The slap did nothing to the man except make him struggle more. Reluctantly Bill used more force to get the man to quiet down. A punch in the stomach quenched the screams long enough for Bill's words to get through to the man, “Shut up so I can drive us out of here, if you scream more of them will come. So shut up!”
All of the soldiers were looking at him, “Now sit down, Barry, Joe make sure your rifles are ready and fire at any zombies who get close, Barry you aim towards the front and right side, Joe, you aim towards the left and back.”
“What about me?” asked Glen weakly.
“You keep your goddamn pie hole shut and stop making problems. I came here to get you out, not to get killed.”
Bill jumped back on the tractor and sped off towards the access road that William's squad had cut through on their way to the athletic park only sixteen hours before. The road was little better than a four wheel drive muddy lane, but the tractor had no trouble getting through the notch cut in the trees. When he reached the rail road grade he angled sideways and the tractor almost tipped over, somehow he wrestled it back into balance and shot up onto the rough gravel rocks that made up track bed. The men in the wagon fired their rifles at any zombies who got close to the
m, but the roughness of the ride and their fatigue made most of their shots wild and inaccurate. In minutes Bill had the tractor to the bombed out section in front of the bridge, he gunned the engine and hopped for the best as he hit the rough terrain. A cry went up from the wagon behind him, but he couldn't slow down or he risked stalling, when he finally fought the machine up to more level ground he stopped and looked back. Joe had fallen off the wagon and was rolling around in the dirt, clutching his leg. Bill put the tractor in neutral and hopped off of it. Zombies and pieces of zombies immediately made the landscape come alive, it was like the ground was moving and Joe was in the middle of them.
“Barry, you stay here and cover me. Glen stay in the wagon. I am going to get Joe. Bill ran back the twenty yards to the fallen man whose lower leg was twisted sideways and bent in a spot that didn't correspond to human anatomy. Reaching down Bill pulled the man up and said, “Sorry Joe, it was a rough ride, this is gonna hurt, but we are almost there.”

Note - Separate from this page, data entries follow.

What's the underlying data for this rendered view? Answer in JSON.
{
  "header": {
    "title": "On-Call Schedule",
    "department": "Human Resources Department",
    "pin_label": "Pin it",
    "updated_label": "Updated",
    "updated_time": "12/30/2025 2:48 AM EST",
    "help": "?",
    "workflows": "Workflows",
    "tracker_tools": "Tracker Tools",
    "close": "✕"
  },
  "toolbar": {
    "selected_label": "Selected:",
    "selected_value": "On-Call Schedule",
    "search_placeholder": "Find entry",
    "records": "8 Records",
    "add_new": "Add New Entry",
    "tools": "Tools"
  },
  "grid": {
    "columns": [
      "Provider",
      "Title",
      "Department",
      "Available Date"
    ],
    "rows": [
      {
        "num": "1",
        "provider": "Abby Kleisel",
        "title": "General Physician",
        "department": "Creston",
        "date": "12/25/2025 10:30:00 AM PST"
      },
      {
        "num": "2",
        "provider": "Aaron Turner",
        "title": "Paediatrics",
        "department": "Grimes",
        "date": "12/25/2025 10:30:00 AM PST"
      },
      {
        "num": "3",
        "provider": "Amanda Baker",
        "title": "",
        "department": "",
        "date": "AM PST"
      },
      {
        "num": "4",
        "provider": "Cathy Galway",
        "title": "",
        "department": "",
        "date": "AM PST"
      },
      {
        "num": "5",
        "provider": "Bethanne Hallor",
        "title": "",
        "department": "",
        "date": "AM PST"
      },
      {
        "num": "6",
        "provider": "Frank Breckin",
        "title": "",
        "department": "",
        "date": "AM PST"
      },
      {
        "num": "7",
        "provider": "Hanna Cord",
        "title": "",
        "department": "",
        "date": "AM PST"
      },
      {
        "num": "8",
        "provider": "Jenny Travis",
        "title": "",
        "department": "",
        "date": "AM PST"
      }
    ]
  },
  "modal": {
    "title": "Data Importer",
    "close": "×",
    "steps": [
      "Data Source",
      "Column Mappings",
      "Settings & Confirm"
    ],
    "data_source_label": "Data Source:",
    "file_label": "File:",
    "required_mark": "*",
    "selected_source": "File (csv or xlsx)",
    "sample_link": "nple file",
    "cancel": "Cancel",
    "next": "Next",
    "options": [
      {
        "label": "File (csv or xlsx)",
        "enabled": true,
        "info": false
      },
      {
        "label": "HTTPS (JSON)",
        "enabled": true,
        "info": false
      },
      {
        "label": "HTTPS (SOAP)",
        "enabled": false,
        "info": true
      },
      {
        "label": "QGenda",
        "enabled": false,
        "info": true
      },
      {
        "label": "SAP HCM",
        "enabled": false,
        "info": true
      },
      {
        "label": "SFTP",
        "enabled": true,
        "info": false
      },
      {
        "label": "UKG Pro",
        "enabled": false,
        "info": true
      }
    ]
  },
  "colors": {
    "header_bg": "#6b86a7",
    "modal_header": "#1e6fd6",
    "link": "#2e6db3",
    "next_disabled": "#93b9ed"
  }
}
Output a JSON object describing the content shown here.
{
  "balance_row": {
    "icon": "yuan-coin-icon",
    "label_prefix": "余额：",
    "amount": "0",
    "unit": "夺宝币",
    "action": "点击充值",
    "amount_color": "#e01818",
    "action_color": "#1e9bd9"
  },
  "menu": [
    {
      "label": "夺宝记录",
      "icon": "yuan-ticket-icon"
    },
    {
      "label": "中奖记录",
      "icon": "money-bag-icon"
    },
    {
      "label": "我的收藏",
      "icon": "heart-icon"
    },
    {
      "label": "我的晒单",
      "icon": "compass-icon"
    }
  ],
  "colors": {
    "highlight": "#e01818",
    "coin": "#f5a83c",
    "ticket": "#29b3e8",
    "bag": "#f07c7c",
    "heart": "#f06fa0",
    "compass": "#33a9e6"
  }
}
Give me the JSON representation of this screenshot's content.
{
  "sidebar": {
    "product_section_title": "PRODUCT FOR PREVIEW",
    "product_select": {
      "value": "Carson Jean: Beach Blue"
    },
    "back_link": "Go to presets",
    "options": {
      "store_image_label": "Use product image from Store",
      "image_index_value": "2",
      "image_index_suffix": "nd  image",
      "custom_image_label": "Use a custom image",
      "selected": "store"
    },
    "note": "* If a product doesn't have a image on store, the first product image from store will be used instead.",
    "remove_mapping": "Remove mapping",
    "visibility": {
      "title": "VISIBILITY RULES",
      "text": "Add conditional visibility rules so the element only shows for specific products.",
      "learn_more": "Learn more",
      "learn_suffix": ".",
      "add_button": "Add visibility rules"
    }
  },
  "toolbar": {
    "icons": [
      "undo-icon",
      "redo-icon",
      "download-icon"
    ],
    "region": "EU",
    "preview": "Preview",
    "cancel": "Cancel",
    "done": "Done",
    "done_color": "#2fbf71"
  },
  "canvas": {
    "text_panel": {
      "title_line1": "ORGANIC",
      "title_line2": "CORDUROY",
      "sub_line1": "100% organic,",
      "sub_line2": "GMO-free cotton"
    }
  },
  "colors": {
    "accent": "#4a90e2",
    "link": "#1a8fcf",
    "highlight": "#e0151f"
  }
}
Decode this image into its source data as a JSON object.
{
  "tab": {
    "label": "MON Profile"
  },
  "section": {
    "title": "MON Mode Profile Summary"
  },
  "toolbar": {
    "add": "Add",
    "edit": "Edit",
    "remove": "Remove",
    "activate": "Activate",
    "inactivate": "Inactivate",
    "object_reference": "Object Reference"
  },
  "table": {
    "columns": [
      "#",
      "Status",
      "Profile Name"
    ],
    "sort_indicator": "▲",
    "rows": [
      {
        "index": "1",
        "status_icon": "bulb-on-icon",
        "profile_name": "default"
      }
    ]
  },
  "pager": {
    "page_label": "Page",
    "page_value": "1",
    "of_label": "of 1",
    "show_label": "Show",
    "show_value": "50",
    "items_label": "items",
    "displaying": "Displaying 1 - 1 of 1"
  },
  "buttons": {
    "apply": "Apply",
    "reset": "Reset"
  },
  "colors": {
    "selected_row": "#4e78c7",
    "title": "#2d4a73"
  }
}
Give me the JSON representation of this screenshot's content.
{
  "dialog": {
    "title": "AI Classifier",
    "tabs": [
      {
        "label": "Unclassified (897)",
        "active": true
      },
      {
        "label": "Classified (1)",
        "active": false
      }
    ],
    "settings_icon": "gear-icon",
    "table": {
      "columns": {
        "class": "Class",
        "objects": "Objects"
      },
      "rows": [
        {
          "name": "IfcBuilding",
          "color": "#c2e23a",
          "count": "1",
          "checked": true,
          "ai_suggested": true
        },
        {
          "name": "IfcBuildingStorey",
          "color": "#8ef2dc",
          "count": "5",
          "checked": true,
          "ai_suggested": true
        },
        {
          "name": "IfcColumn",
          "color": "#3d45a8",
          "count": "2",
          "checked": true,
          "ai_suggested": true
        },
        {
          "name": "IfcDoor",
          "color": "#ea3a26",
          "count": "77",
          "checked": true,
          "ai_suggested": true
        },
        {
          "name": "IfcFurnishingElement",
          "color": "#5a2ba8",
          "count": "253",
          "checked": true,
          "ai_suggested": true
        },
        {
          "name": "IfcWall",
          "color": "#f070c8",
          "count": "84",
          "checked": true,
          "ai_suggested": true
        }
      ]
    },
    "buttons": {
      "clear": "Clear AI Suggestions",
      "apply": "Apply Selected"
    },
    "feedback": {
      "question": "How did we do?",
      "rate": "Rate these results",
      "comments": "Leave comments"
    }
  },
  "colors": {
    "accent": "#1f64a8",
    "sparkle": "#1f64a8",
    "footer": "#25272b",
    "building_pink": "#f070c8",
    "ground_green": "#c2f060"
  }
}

Rifle shots whizzed by the men as Barry fired at something behind them. Bill watched as Glen crawled out of the wagon onto the tractor seat.
“Get Glen off the tractor! Don't let him drive on the bridge!”
Barry shook his head and kept firing behind the men, finally Bill heard a meaty thunk of a bullet hitting flesh, from what sounded like only a few feet behind him. Barry then turned and tried to stop Glen from driving the tractor forward onto the bridge. From across the other side Bill saw Ruben and a couple of other men from the squad making their way across the bridge with their rifles. Barry barely grabbed the back of the wagon as Glen started driving forward, then was carried along dragging on the ground for a couple of seconds before he rolled free. When the tractor jerked forward Joe too was thrown out onto the ground from the kneeling position he had taken in the wagon. One of the pack straps was wrapped around his leg and it got caught on the end of the wagon, dragging him along. Ruben and his men were waving Glen to stop driving the tractor forward, but the man didn't notice or didn't care, he drove it right into the crater in the bridge. As the tractor drove over the edge Joe pulled out a knife and slashed at the backpack holding him to the wagon, the strap didn't give and the man turned over onto his belly and plunged the knife into the rocky gravel, trying to gain some traction and not be dragged into the hole.